Hier sind drei Erfolgsgeschichten meiner Kundinnen:

Eine meiner Kundinnen kam zu mir, weil es ihr nicht gelang, lebhaft zu sprechen. Sie spürte die Monotonie, wenn sie sprach und wusste nicht, wie sie das ändern sollte. In ihrer Arbeit ging es darum, emotional mitzunehmen und statt mitreißend zu sein, hat sie ihre Persönlichkeit immer wieder versteckt. Sie war offensichtlich blockiert. Was wir dann gemacht haben ist, in das 3-monatige Programm MéTAMORPHOSE den DEEP DIVE einzubetten. Das war passend aus verschiedenen Gründen: Um herauszufinden, was sie unbewusst daran hindert, Lebendigkeit zuzulassen, haben wir in der Tiefe geforscht. Und dann in mehreren Sessions davor und danach praktisch Situationen angeschaut und speziell an der Stimme und am Sprechen gearbeitet – mit dem Wissen und der Erfahrung aus dem DEEP DIVE. Am Ende ging es ihr so, dass sie ihre Persönlichkeit zulassen konnte, sie bekam auch tolles Feedback in der Arbeit und das Beste: Sie fühlte sich selbst freier, größer, bewusster.
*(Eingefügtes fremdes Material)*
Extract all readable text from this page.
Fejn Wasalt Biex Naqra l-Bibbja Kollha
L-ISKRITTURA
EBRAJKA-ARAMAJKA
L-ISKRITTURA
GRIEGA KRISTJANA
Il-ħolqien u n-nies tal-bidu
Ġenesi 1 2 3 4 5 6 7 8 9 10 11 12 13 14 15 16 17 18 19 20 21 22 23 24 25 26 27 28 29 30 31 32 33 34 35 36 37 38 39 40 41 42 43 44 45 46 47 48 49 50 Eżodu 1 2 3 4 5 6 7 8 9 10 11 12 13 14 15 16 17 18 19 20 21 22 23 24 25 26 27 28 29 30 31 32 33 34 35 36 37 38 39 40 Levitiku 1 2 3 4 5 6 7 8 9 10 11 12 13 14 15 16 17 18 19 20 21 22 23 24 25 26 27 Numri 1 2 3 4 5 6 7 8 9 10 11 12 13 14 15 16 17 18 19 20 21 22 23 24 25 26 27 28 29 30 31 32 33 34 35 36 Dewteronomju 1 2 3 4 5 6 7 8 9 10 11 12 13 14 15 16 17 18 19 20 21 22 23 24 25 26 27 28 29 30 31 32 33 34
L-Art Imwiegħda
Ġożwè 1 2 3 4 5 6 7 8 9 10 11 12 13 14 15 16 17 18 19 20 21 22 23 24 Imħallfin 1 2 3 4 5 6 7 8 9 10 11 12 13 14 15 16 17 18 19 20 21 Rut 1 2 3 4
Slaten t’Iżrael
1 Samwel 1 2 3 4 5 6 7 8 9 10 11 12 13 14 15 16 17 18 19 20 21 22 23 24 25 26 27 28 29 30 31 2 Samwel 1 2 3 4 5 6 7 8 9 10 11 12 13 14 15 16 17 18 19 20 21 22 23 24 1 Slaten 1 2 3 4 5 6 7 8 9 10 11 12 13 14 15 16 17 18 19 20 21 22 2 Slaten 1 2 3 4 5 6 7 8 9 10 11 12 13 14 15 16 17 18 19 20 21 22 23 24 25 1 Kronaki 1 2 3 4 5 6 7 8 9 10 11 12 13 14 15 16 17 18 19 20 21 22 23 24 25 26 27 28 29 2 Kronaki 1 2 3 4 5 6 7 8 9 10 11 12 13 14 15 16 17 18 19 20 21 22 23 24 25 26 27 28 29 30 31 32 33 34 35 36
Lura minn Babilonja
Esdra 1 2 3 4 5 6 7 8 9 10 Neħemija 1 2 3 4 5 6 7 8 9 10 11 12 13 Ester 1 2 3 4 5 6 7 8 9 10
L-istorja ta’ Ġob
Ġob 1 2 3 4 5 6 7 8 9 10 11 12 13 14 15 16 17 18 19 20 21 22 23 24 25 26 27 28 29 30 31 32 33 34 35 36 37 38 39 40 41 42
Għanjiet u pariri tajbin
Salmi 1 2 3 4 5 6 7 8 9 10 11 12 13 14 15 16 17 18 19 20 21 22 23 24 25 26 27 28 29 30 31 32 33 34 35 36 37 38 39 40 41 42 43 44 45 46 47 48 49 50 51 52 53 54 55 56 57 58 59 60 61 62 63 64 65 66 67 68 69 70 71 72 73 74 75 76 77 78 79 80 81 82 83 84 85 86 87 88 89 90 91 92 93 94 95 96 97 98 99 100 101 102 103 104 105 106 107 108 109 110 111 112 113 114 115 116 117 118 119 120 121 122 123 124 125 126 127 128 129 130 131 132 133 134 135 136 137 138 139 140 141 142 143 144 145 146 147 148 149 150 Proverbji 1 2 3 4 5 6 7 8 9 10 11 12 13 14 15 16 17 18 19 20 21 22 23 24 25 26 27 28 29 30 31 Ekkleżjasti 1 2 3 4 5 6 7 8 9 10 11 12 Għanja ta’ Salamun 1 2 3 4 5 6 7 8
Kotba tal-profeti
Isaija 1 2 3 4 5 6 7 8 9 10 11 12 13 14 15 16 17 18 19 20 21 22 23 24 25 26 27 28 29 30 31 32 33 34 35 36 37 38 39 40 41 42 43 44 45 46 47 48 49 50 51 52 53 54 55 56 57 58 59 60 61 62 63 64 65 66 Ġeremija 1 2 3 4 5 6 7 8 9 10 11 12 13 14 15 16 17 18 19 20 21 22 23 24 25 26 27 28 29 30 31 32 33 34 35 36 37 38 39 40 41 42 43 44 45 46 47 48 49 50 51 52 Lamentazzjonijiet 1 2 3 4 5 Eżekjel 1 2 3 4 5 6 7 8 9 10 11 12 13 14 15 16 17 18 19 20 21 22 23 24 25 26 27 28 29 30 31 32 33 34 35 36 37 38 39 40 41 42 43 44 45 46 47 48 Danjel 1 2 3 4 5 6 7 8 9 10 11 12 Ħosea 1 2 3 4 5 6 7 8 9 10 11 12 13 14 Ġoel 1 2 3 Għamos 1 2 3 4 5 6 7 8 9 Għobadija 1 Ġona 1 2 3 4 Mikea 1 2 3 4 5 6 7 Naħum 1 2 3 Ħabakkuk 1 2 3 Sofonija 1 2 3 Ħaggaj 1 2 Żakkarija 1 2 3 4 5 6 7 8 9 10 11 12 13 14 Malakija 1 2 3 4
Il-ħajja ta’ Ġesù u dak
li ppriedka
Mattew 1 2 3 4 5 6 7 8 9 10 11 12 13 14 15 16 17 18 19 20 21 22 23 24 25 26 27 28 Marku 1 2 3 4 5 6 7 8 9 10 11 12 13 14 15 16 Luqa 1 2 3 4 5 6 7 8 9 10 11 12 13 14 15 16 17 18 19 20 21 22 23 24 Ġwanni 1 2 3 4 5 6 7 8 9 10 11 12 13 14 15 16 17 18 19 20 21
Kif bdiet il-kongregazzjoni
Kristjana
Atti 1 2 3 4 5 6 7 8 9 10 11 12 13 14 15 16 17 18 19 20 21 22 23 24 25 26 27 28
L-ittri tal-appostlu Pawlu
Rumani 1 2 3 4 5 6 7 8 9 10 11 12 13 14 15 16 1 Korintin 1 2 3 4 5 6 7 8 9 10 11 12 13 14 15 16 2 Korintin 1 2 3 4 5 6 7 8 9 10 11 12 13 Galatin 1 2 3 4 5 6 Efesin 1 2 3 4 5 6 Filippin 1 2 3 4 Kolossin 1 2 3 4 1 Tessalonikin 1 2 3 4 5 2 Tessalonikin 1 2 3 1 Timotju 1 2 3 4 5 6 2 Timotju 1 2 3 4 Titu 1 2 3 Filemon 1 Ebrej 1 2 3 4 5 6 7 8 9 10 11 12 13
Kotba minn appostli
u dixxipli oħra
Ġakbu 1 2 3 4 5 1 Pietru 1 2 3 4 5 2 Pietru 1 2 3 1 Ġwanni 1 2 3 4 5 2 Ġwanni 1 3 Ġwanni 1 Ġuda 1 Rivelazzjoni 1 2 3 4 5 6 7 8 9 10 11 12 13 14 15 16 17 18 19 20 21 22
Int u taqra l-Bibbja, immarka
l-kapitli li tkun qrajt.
Mit einer anderen Kundin habe ich in mehreren MOMENTUM Sessions daran gearbeitet, überzeugender zu sein. Dazu haben wir ihre Präsentationen aus der Arbeit geübt und eine Strategie ausgearbeitet, um in ihrer Gehaltsverhandlung ihre Ziele durchzusetzen. Weil wir so praxisnah gearbeitet haben, hat sich auch für sie viel verändert: Sie kann nun viel besser einschätzen, wie sie selbst wirkt und ihre Stimme so einsetzen, wie sich es sich wünscht.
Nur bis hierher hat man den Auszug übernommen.